The production of chemical fertilisers and pesticides releases greenhouse gases into the atmosphere that have a much more intense impact on the climate than carbon dioxide (CO2), such as nitrous oxide (N2O), 300 times more potent than CO2, Zarref, an activist with the global movement of peasants, small-scale and family farmers Via Campesina, told IPS.

However, the ABC programme will offset part of that increase by providing incentives for biological nitrogen fixation, a technology developed by Brazil’s governmental agricultural research agency, Embrapa, that significantly reduces the use of nitrogen fertiliser by using bacteria to trap nitrogen from the air and fix it in the soil.

But aside from soy, which has nitrogen-fixing properties, this technique is still just “a promise” in terms of other crops, said Jean Marc von der Weid, founder and head of the Advisory Services for Alternative Agriculture Projects (ASPTA), a non-governmental organisation that supports family agriculture and agroecology.

He argued that soft small or medium loans are not enough to overcome what he described as complex barriers to the expansion of direct seeding, the recovery of degraded land, and crop-livestock-forest integration.

Activists criticise the failure to incorporate agroecological practices in the government’s ABC programme, which Zarref said was designed for “latifundios (large landed estates) and monoculture.”

Agroecology, he added, is “a complex alternative that depends on the deconcentration of land ownership, the diversification of production, and avoiding the use of chemical and industrial inputs” – goals that he said are not in line with the spirit of the ABC.

The Agriculture Ministry’s Brandão, on the contrary, says the programme is aimed at small and medium-scale farmers, because it offers a maximum loan of one million reals (550,000 dollars) in order to better distribute the available resources. “The big agribusiness interests have other sources of credit,” he argued.

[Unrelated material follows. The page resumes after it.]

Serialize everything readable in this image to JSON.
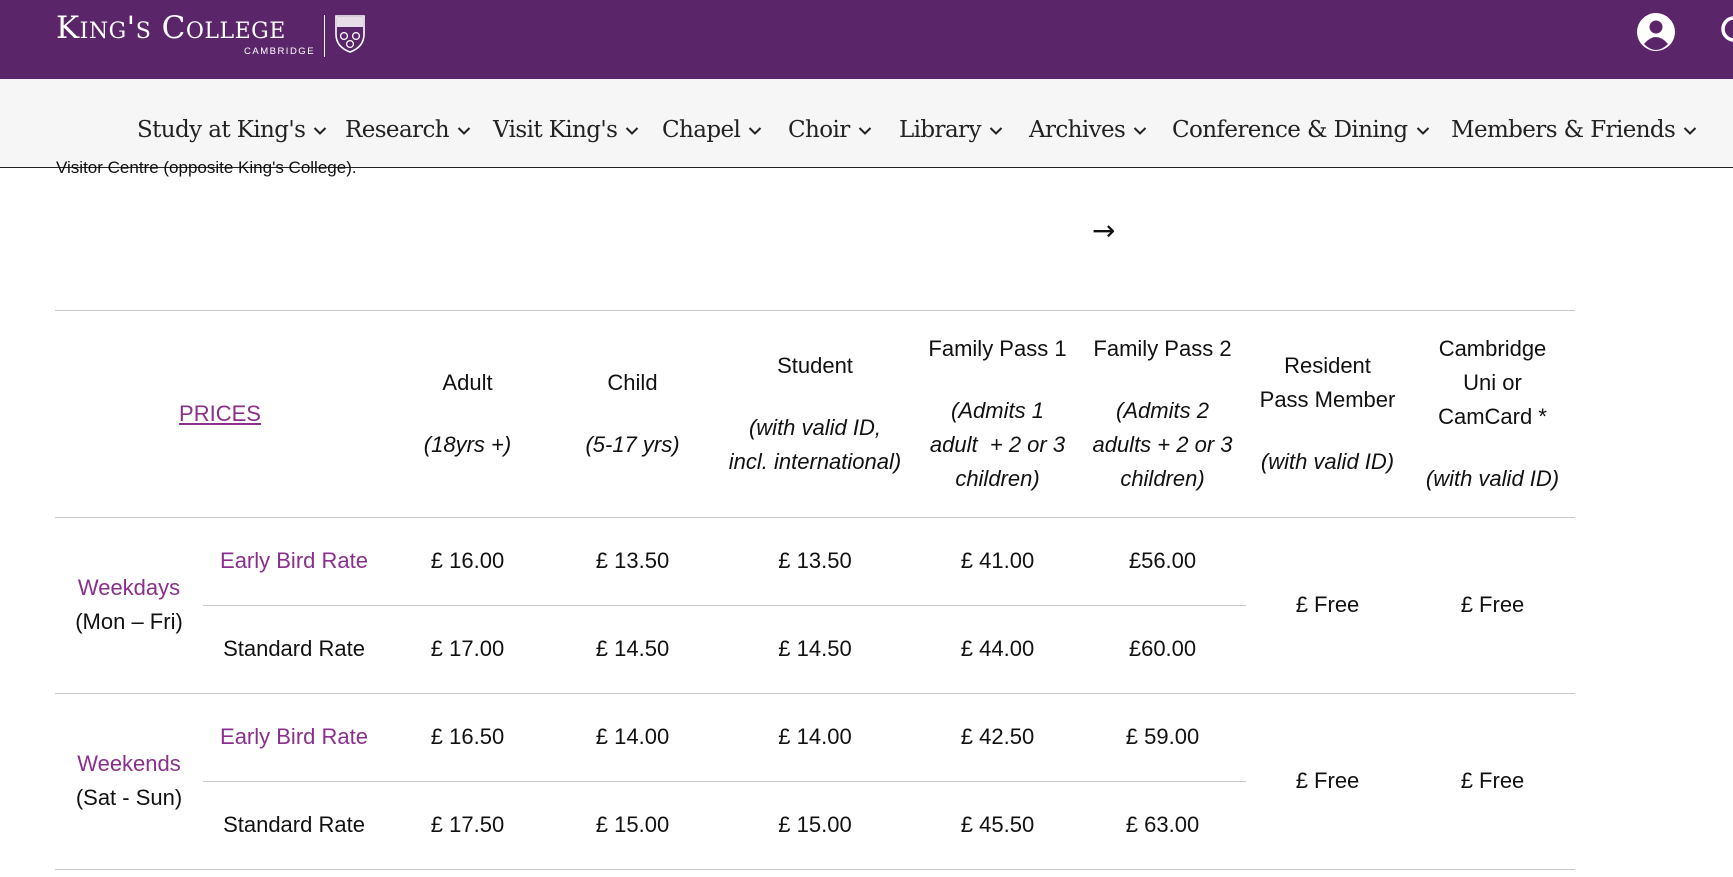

Above and beyond the ABC programme, the climate crisis opens up “new opportunities” for agriculture and agricultural research in Brazil, said the head of Embrapa’s environmental centre, Celso Manzatto.

It is a question of developing “green agriculture”, a concept that encompasses, for example, efficient, slow-release “smart fertilisers” and payments to farmers for environmental services, such as preserving forests.

Increasing productivity is one way to mitigate global warming, and in agriculture there is a huge margin for that kind of progress, said Manzatto, who for 16 years has been a researcher at Embrapa, which played a decisive role in turning Brazil into an agricultural powerhouse.

There are many places in Brazil where extensive livestock production averages one animal per two hectares. That means it would be easy to double productivity, which could have a significant impact on aspects that affect the climate, like deforestation caused by the clearing of rainforest to create pasture for cattle, he said.

The ABC programme requires a major effort to transfer technology, especially to small farmers, who in the past were excluded from the benefits of progress made, even by Embrapa, he acknowledged.

Adapting agriculture to climate change also opens up major opportunities for Brazil, which overcame the “nearly impossible” challenge of developing agriculture in tropical areas that is able to compete with the large temperate-zone agricultural producers, Manzatto said.

Brazil assumed its commitment to cut carbon emissions to contribute to a global agreement that would help keep the average global temperatures from increasing more than two degrees Celsius this century. It is a voluntary target adopted by a country that does not have to make a binding commitment because it does not belong to the industrialised world.

The reduction of deforestation in the Amazon jungle in the past few years has strengthened Brazil’s image in the climate change talks. But criticism from environmentalists is mounting because of the reform of the forestry code winding its way through Congress, which would make it easier to clear land in the Amazon jungle for agriculture and would ease the penalties for landowners who destroy woodlands.